20-09-2008, 16.03.38
6 rivoluzioni e una rotazione
forse non mi sono spiegato bene, ero di fretta :)

considera che, se non ruotasse per niente su se stesso, durante una rivoluzione il satellite mostrerebbe tutte le sue faccie al pianeta. se invece, come dici tu, ruotasse di 1/6 di giro durante ogni rivoluzione, mostrerebbe 5 spicchi o farebbe un giro completo e prima di finire la rivoluzione esporrebbe di nuovo il primo spicchio, a seconda del senso della rotazione.

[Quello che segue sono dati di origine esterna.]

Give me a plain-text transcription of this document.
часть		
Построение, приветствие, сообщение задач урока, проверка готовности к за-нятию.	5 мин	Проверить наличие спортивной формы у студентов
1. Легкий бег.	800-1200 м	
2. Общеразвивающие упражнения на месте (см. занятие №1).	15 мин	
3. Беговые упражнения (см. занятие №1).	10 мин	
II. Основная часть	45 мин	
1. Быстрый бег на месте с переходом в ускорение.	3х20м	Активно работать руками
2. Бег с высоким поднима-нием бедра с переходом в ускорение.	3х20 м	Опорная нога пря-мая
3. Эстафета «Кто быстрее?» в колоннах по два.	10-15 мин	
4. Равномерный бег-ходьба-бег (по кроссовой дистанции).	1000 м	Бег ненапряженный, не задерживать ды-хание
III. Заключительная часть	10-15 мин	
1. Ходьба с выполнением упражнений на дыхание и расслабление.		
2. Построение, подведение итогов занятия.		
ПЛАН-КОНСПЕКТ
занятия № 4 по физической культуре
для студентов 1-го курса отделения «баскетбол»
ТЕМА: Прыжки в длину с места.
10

per fare in modo che mostri uno spicchio per ogni rivoluzione deve fare, ad ogni rivoluzione, una rotazione di 5/6 di giro nella direzione opposta alla rivoluzione. dopo 6 rivoluzioni avrà mostrato tutti gli spicchi una sola volta.

Di0
20-09-2008, 17.13.02
Non è così semplice, perché dipende se il satellite ha un'orbita retrograda o diretta rispetto al senso di rotazione.
In poche parole, se l'orbita "si mangia" la rotazione o la "allunga", non so spiegarmi meglio a parole, però forse è per te abbastanza intuitivo.
In linea di massima, in un caso dovrà girare più lentamente per compensare e nell'altro più velocemente (supponendo per semplicità il pianeta fermo nello spazio, se hai detto che non ti interessa la rotazione stessa del pianeta tanto meglio... l'orbitazione del pianeta sarebbe comunque un effetto secondario e per quello che ti riguarda assai trascurabile).
Fisicamente sì, suppongo che sia almeno teoricamente possibile (anche se magari vengono fuori numeri assurdi), per il numero di rotazioni in sé però non ti so proprio dire... dovrei mettermi e fare un pelino di conti, cosa che sinceramente non ho alcuna voglia di fare.
Comunque se ti fai un po' di disegnini in 2-D con le palle che ruotano (:asd:), ci dovresti poter arrivare anche senza fare troppi conti...

Man.Erg
20-09-2008, 17.20.06
Comunque se ti fai un po' di disegnini in 2-D con le palle che ruotano (:asd:), ci dovresti poter arrivare anche senza fare troppi conti...

le mie ruotano anche senza fare i disegnini, non so perché

Di0
20-09-2008, 17.20.55
Ecco. :asd:

Eurypotter
20-09-2008, 19.08.20
Grazie a tutti, per cominciare.


forse non mi sono spiegato bene, ero di fretta :)

considera che, se non ruotasse per niente su se stesso, durante una rivoluzione il satellite mostrerebbe tutte le sue faccie al pianeta.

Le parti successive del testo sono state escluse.